The aliases are transparent — they are not distinct types; lookupUser(42) is admitted directly. For nominal types (distinct from the underlying primitive), the conventional defence is branded types:

type UserId = number & { readonly __brand: "UserId" };

function makeUserId(n: number): UserId {
    return n as UserId;
}

function lookupUser(id: UserId) { /* ... */ }

const id = makeUserId(42);
lookupUser(id);                                  // OK
lookupUser(42);                                  // ERROR: not a UserId

The pattern admits substantial type safety for identifier-like values.

keyof, typeof, in

Three type operators:

typeof

Produces the type of a value:

const config = { host: "localhost", port: 8080 };
type Config = typeof config;                     // { host: string; port: number }

function getConfig(): typeof config {
    return config;
}

keyof

Produces the union of property keys:

interface Person {
    name: string;
    age: number;
    email: string;
}

type PersonKey = keyof Person;                   // "name" | "age" | "email"

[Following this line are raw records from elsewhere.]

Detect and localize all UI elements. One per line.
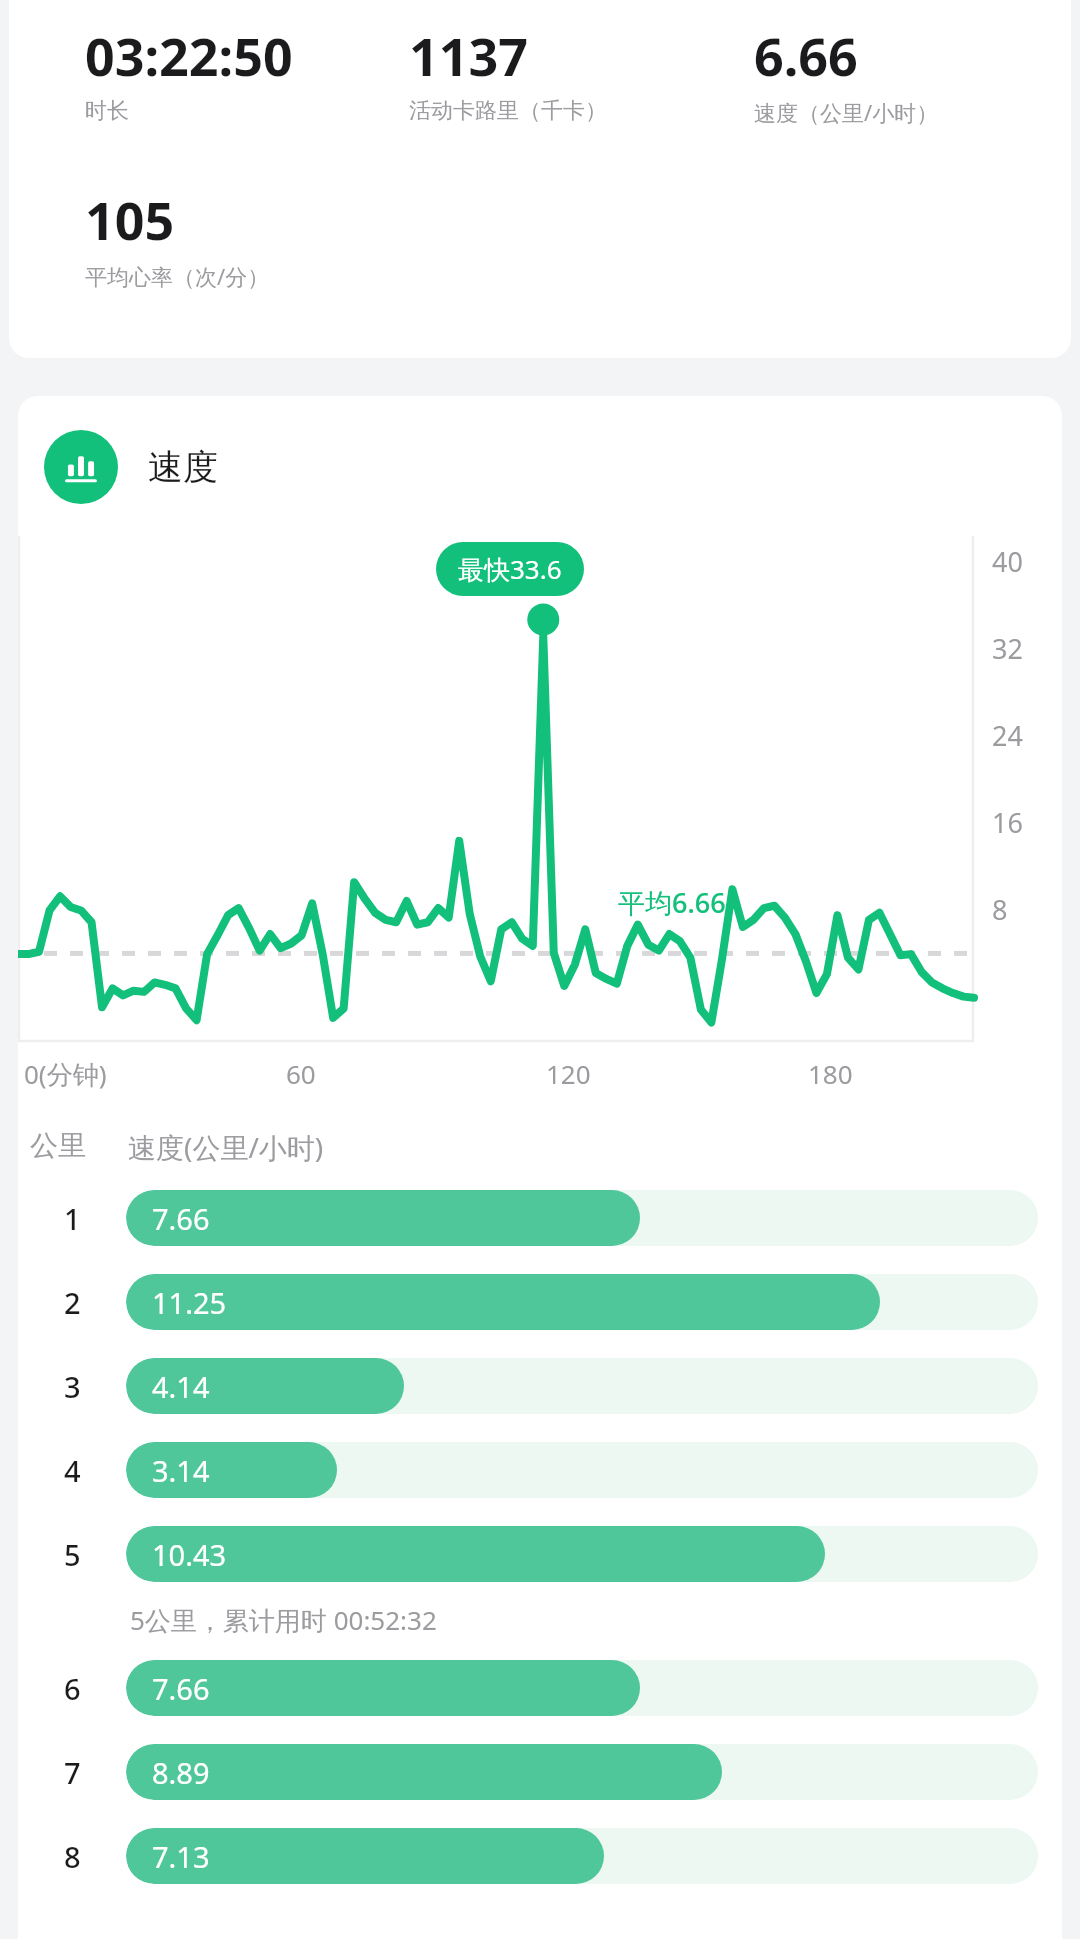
staticText: 平均6.66	[618, 884, 726, 921]
button[interactable]: 3	[18, 1344, 1062, 1428]
staticText: 24	[992, 717, 1023, 754]
staticText: 180	[808, 1056, 853, 1091]
staticText: 平均心率（次/分）	[85, 261, 270, 291]
staticText: 6	[64, 1669, 81, 1708]
staticText: 60	[286, 1056, 316, 1091]
staticText: 3.14	[152, 1451, 210, 1490]
staticText: 4.14	[152, 1367, 210, 1406]
staticText: 速度（公里/小时）	[754, 97, 939, 127]
staticText: 7.66	[152, 1669, 210, 1708]
staticText: 120	[546, 1056, 591, 1091]
staticText: 5公里，累计用时 00:52:32	[130, 1602, 437, 1638]
staticText: 105	[85, 184, 175, 255]
staticText: 0(分钟)	[24, 1056, 107, 1092]
staticText: 1137	[409, 20, 528, 91]
staticText: 3	[64, 1367, 81, 1406]
button[interactable]: 2	[18, 1260, 1062, 1344]
button[interactable]: 4	[18, 1428, 1062, 1512]
staticText: 11.25	[152, 1283, 227, 1322]
staticText: 时长	[85, 97, 129, 125]
button[interactable]: 1	[18, 1176, 1062, 1260]
staticText: 1	[64, 1199, 81, 1238]
staticText: 最快33.6	[458, 551, 562, 587]
staticText: 6.66	[754, 20, 858, 91]
staticText: 2	[64, 1283, 81, 1322]
button[interactable]: Speed chart	[18, 426, 1062, 508]
staticText: 8	[992, 891, 1008, 928]
staticText: 03:22:50	[85, 20, 293, 91]
button[interactable]: 7	[18, 1730, 1062, 1814]
staticText: 4	[64, 1451, 81, 1490]
staticText: 32	[992, 630, 1023, 667]
other: Speed chart	[44, 430, 118, 504]
staticText: 速度	[148, 445, 218, 489]
staticText: 10.43	[152, 1535, 227, 1574]
staticText: 活动卡路里（千卡）	[409, 97, 607, 125]
button[interactable]: 6	[18, 1646, 1062, 1730]
staticText: 16	[992, 804, 1023, 841]
staticText: 公里	[30, 1128, 86, 1163]
staticText: 7.13	[152, 1837, 210, 1876]
staticText: 8.89	[152, 1753, 210, 1792]
staticText: 40	[992, 543, 1023, 580]
staticText: 7	[64, 1753, 81, 1792]
button[interactable]: 8	[18, 1814, 1062, 1898]
staticText: 7.66	[152, 1199, 210, 1238]
staticText: 5	[64, 1535, 81, 1574]
button[interactable]: 5	[18, 1512, 1062, 1596]
staticText: 速度(公里/小时)	[128, 1128, 324, 1166]
staticText: 8	[64, 1837, 81, 1876]
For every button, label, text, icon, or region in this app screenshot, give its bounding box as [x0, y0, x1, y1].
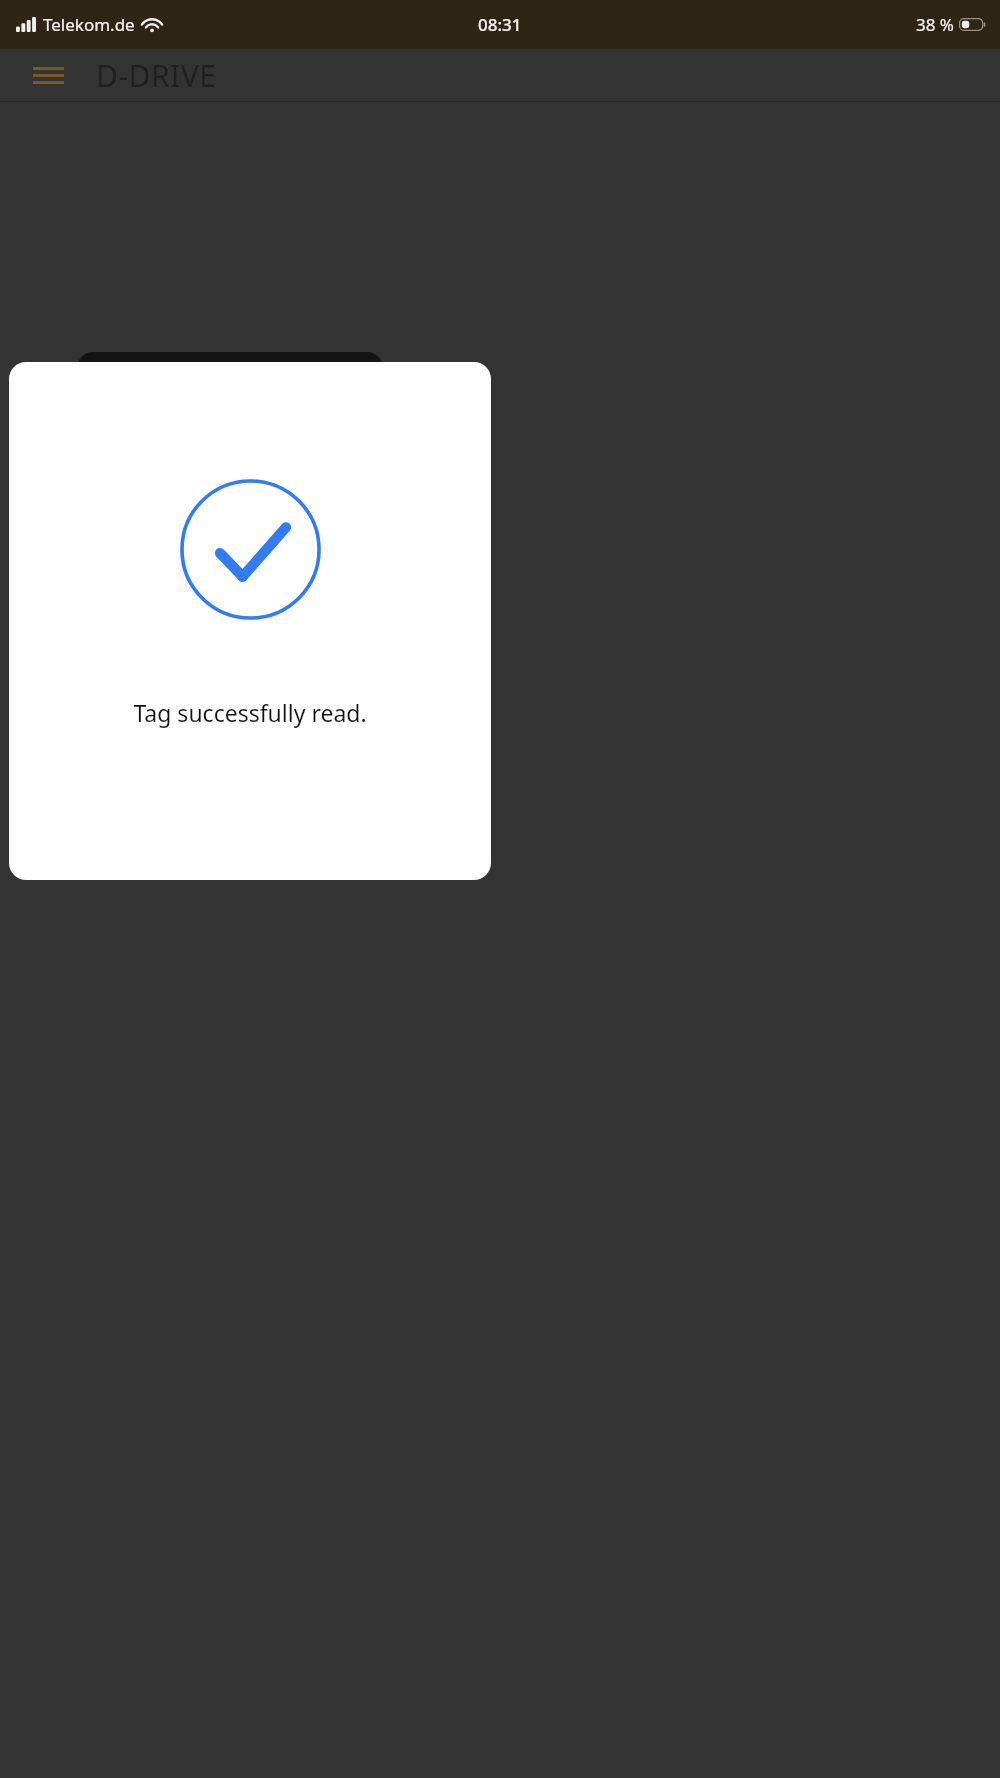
- staticText: 38 %: [916, 13, 954, 36]
- staticText: D-DRIVE: [96, 55, 217, 96]
- staticText: 08:31: [478, 13, 522, 36]
- button[interactable]: Open navigation menu: [30, 57, 66, 93]
- staticText: Tag successfully read.: [133, 697, 367, 728]
- staticText: Telekom.de: [43, 13, 135, 36]
- button[interactable]: Tag successfully read.: [9, 362, 491, 880]
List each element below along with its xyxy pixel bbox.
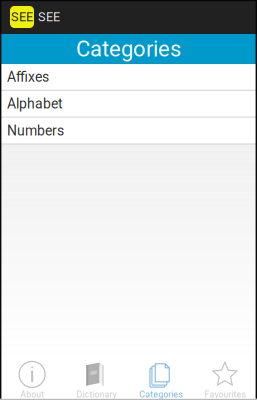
button[interactable]: Categories: [128, 355, 193, 400]
staticText: Categories: [76, 36, 181, 62]
staticText: Affixes: [7, 69, 49, 85]
staticText: Categories: [139, 389, 182, 400]
button[interactable]: About: [0, 355, 64, 400]
button[interactable]: Numbers: [0, 118, 257, 145]
button[interactable]: Dictionary: [64, 355, 128, 400]
button[interactable]: Alphabet: [0, 91, 257, 118]
button[interactable]: Affixes: [0, 64, 257, 91]
staticText: About: [20, 389, 44, 400]
staticText: Dictionary: [76, 389, 116, 400]
staticText: SEE: [38, 10, 60, 24]
staticText: Numbers: [7, 122, 64, 139]
staticText: SEE: [11, 10, 33, 24]
staticText: Alphabet: [7, 96, 63, 112]
staticText: Favourites: [204, 389, 245, 400]
button[interactable]: Favourites: [193, 355, 257, 400]
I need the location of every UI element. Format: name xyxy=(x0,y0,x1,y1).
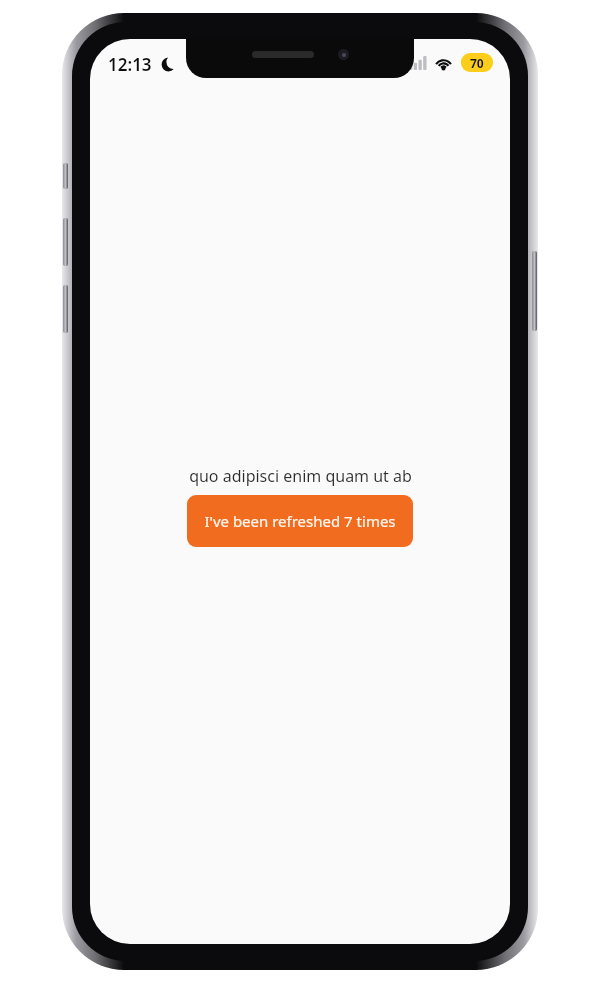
staticText: 12:13 xyxy=(108,53,152,76)
staticText: I've been refreshed 7 times xyxy=(204,511,396,531)
staticText: 70 xyxy=(470,55,484,71)
staticText: quo adipisci enim quam ut ab xyxy=(189,465,412,487)
button[interactable]: I've been refreshed 7 times xyxy=(187,495,413,547)
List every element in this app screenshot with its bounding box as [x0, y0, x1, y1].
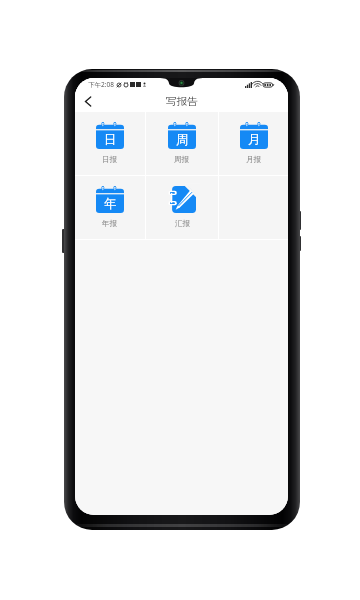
- button[interactable]: 年: [75, 176, 145, 239]
- staticText: 月报: [246, 155, 262, 165]
- staticText: 月: [248, 132, 261, 148]
- staticText: 年: [104, 196, 117, 212]
- button[interactable]: 周: [146, 112, 218, 175]
- button[interactable]: 月: [219, 112, 288, 175]
- button[interactable]: 日: [75, 112, 145, 175]
- staticText: 汇报: [175, 219, 191, 229]
- button[interactable]: Back: [75, 91, 101, 112]
- staticText: 周: [176, 132, 189, 148]
- staticText: 下午2:08: [88, 80, 114, 89]
- staticText: 年报: [102, 219, 118, 229]
- staticText: 写报告: [166, 95, 198, 108]
- staticText: 日: [104, 132, 117, 148]
- button[interactable]: 汇报: [146, 176, 218, 239]
- staticText: 周报: [174, 155, 190, 165]
- staticText: 日报: [102, 155, 118, 165]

function get<T, K extends keyof T>(obj: T, key: K): T[K] {
    return obj[key];
}

in

Used in mapped types (treated in Advanced types):

type Optional<T> = {
    [K in keyof T]?: T[K];
};

Indexed access types

The T[K] form admits accessing the type of a property:

interface Person {
    name: string;
    age: number;
}

type NameType = Person["name"];                  // string
type AgeType = Person["age"];                    // number

type AllValues = Person[keyof Person];           // string | number

The form admits substantial flexibility for type-level computation.

A note on the conventional discipline

The contemporary TypeScript type advice:

  • Use strict: true — enables the full type-discipline surface.
  • Prefer unknown over any — type-safe alternative.
  • Prefer literal unions over enums — simpler runtime semantics.
  • Use as const for literal-type configuration.
  • Use satisfies for type-checked-but-precise values.
  • Use type aliases for unions and tuples; use interfaces for object shapes.
  • Use readonly for immutable properties.
  • Use Record<K, V> for typed records.
  • Use branded types for nominal type safety.
  • Avoid type assertions — use narrowing or generics.

The combination — primitive types, structural object types, literal unions, intersections, generics, the full type-system surface — is the substance of TypeScript’s type system. The discipline produces substantial compile-time safety without changing the JavaScript runtime semantics.